Hello,
I would like to compare Word and “HTML output from Word”, I have tried several ways, but I can’t get these two objects to be equal.
I’m not so much interested in formatting, but more in text, tables, numbering, etc…
I tried to convert both of these formats to MarkDown, but Word and HTML have different output formats that cannot be compared. (Maybe it would work, but I would have to replace a lot)

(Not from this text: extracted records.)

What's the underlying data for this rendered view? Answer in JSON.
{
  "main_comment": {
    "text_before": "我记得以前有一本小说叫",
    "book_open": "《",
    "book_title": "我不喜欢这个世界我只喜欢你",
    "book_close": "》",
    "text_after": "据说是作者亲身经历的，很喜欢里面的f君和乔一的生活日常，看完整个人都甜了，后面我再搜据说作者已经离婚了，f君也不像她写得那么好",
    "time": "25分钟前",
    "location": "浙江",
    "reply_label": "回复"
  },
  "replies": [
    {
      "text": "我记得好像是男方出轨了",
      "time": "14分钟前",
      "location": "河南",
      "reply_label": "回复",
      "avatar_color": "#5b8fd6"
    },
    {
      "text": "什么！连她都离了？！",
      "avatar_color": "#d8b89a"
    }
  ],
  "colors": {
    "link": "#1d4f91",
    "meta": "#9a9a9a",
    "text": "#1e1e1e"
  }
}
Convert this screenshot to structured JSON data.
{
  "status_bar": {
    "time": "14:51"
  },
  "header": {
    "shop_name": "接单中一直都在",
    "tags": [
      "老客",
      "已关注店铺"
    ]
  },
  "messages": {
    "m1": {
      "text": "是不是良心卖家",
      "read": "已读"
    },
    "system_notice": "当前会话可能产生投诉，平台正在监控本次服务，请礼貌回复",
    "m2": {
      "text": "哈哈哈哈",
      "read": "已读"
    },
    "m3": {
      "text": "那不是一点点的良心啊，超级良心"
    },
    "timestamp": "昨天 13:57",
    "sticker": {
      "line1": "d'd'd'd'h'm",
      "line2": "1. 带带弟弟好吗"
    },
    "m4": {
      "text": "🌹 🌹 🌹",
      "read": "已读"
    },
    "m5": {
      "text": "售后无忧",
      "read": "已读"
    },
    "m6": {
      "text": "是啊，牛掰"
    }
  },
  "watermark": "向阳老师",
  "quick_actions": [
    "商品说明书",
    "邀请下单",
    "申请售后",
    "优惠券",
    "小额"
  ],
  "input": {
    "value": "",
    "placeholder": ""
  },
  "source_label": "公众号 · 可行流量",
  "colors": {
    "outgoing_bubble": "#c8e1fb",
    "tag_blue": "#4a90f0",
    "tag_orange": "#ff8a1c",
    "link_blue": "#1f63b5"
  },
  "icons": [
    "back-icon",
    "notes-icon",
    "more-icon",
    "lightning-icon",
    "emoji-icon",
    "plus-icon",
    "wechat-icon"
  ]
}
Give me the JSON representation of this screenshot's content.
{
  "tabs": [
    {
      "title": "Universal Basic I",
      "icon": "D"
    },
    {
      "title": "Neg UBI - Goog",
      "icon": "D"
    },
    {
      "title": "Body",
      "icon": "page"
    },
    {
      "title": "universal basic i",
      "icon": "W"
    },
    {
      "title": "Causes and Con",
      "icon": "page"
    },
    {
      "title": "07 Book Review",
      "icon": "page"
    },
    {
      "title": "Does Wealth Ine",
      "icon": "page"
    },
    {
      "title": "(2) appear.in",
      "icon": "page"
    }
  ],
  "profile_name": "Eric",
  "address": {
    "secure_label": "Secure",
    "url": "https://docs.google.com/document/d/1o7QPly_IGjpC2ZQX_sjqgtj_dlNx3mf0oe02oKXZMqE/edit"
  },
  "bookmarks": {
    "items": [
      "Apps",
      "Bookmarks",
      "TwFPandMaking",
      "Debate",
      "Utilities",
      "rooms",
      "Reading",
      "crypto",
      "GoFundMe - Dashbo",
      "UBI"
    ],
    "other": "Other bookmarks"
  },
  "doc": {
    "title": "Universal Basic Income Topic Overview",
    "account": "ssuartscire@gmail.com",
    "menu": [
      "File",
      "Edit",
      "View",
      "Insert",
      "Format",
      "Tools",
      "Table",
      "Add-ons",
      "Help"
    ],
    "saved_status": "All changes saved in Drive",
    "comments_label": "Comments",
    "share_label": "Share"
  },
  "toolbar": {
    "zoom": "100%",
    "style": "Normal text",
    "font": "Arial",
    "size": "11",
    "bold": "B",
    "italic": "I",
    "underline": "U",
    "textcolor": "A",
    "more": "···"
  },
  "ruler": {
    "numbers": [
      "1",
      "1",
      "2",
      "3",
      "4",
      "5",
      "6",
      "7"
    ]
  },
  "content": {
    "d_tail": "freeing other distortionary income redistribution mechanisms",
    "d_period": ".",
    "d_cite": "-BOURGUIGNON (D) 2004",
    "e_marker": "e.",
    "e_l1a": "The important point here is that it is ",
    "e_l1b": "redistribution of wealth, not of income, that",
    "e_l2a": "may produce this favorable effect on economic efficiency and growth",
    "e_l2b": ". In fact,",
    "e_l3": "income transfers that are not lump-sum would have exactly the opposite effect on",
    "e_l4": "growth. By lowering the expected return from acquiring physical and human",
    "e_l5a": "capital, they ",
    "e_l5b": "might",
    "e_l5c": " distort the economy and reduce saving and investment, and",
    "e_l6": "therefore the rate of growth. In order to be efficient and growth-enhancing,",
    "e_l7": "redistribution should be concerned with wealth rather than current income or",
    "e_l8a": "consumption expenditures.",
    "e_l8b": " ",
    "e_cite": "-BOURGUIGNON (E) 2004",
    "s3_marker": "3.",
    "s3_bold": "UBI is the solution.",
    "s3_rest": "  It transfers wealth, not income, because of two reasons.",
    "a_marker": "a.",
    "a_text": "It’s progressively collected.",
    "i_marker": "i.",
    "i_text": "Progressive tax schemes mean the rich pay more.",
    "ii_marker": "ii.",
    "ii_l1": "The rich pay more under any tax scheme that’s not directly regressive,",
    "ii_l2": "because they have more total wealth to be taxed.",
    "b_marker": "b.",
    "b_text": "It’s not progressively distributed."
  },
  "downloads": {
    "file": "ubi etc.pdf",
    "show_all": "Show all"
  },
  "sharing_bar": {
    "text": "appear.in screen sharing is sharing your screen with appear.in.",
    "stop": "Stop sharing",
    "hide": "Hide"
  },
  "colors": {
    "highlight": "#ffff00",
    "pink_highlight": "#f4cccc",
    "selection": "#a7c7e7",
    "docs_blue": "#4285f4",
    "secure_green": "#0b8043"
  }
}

Could you direct me to how I could solve this problem?
TB
@benestom
Can you please provide more details on the specific methods or code you have tried for comparing Word and HTML outputs?
For HTML:
//html
using (HTMLDocument document = new HTMLDocument(htmlPath))
{
// Extrakce HTML obsahu
string extractedHtml = document.DocumentElement.OuterHTML;
// Konverze HTML → Markdown
var converter = new Converter();
string markdownString = converter.Convert(extractedHtml);
// Uložení Markdownu do souboru
File.WriteAllText(Path.Combine(outputFolder, "outputHtml.md"), markdownString);
}
For Word
Document doc = new Document(docxPath);
doc.Range.Bookmarks.Clear();
MarkdownSaveOptions options = new MarkdownSaveOptions
{
ImagesFolder = "images", // Ukládání obrázků do složky
TableContentAlignment = TableContentAlignment.Left, // Zarovnání tabulek jako v HTML
ListExportMode = MarkdownListExportMode.MarkdownSyntax, // Použití standardního Markdownu pro seznamy
ParagraphBreak = " \n", // Správné formátování odstavců pro lepší čitelnost
ExportHeadersFootersMode = TxtExportHeadersFootersMode.None
};
doc.Save(Path.Combine(outputFolder, "outputWord.md"), options);
0TS215pV02.docx (2.6 MB)
this document save as HTML and compare